PostSun Aug 28, 2022 1:02 pm

leeroyjenkins wrote:I'm pretty sure this whole thing would get wrapped up pretty quick if folks' idea of "critical thinking" included taking a statistics class.

Cannot argue that.

Anyway, the reason the chance will never go to zero for that coin flip is because the function is asymptotic...approaches but never quite reaches it.

This is in fact the reason we use quantum mechanics to understand modern physics of particle systems.

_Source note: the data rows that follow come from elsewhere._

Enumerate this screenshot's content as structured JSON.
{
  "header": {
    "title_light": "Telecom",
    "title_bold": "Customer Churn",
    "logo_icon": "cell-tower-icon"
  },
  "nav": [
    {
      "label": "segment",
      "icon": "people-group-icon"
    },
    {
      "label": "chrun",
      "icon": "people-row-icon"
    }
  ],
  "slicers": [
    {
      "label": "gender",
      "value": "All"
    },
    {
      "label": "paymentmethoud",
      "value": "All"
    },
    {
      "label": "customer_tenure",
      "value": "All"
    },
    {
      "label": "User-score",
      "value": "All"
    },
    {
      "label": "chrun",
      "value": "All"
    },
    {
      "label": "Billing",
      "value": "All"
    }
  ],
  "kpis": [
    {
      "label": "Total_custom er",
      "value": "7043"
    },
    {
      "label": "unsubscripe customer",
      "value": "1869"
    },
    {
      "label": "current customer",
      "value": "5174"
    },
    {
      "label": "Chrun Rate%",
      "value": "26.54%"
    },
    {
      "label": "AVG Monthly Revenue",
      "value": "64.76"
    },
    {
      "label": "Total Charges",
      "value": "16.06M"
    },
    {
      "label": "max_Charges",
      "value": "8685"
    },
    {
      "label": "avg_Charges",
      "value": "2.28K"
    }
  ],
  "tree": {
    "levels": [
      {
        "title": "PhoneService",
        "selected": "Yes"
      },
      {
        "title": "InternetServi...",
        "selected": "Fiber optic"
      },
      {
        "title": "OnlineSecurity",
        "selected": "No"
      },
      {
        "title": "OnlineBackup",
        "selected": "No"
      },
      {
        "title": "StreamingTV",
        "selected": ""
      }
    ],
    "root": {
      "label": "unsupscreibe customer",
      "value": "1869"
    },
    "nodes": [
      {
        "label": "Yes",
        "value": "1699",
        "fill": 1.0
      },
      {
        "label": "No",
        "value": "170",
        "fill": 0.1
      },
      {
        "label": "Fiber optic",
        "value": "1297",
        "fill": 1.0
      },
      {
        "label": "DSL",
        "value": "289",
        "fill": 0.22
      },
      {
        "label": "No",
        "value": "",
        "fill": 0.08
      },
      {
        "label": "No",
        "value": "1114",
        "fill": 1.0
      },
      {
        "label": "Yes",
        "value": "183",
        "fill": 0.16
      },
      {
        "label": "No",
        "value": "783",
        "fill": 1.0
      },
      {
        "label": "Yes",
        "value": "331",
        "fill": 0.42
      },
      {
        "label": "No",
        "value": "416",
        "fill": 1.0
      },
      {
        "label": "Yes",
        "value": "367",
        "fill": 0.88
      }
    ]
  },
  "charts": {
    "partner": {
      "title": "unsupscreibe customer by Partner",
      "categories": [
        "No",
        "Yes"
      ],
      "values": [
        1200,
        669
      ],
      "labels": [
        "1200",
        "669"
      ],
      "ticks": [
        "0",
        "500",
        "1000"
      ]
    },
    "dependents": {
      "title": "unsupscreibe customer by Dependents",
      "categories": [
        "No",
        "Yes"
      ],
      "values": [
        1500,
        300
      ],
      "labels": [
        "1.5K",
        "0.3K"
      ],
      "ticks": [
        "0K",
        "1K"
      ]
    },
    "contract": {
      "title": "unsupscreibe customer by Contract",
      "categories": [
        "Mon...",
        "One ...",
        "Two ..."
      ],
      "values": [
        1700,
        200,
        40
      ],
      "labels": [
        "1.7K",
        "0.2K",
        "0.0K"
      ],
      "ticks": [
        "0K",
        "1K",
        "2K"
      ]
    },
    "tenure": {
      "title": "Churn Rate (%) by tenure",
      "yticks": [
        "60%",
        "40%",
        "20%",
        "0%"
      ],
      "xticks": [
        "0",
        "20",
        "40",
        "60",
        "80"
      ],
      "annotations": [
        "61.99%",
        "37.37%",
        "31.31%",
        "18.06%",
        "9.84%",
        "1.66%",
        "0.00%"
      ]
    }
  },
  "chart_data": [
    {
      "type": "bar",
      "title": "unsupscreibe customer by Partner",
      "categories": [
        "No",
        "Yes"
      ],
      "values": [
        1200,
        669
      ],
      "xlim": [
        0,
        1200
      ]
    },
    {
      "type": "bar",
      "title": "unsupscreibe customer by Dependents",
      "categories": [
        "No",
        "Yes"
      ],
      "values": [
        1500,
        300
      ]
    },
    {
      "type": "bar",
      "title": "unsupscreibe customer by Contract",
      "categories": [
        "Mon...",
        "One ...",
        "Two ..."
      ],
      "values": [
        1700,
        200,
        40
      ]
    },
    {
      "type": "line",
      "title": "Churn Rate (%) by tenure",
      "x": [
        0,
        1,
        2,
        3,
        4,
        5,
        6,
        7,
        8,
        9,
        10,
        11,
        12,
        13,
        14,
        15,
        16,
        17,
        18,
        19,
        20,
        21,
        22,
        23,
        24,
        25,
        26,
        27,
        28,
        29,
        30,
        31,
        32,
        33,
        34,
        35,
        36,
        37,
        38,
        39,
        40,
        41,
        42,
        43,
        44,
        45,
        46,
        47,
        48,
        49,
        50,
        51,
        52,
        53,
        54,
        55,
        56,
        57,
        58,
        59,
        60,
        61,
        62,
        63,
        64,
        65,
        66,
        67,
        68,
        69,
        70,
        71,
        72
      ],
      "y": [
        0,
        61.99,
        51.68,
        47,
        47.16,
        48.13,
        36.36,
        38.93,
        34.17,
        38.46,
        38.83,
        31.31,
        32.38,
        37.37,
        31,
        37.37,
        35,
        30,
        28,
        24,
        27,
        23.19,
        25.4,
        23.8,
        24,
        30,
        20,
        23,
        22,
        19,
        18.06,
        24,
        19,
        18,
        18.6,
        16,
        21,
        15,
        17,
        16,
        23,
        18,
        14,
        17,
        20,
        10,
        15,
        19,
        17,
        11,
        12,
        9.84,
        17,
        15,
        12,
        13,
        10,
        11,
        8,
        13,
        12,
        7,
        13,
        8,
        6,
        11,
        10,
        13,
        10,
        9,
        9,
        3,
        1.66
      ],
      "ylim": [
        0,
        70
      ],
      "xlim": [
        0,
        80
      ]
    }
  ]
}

One of the tricks we used to have to derive in statistical physics applications when first introduced to quantum mechanics is the equation for a tennis ball to go through a wall. That is, classical physics will show it never can happen. Quantum mechanics approach yields a non-zero but tiny chance that the ball will slip right through. Of course, we know we would never be able to get it to happen in a nanillion lifetimes. :)

Why?
One way to think of it is because classical physics is quantum mechanics as you progress the functional limit of the independent variable(s) toward infinity. Or--that it is a limit of our math systems such that using quantum mechanics to solve a bulk problem that is sufficiently at equilibrium is not correct.

So the stats will never show zero--but in actuality--the chance of being 60-40 after that many flips is essentially zero because we will never witness it happen.

Wow you guys are gettin down and dirty!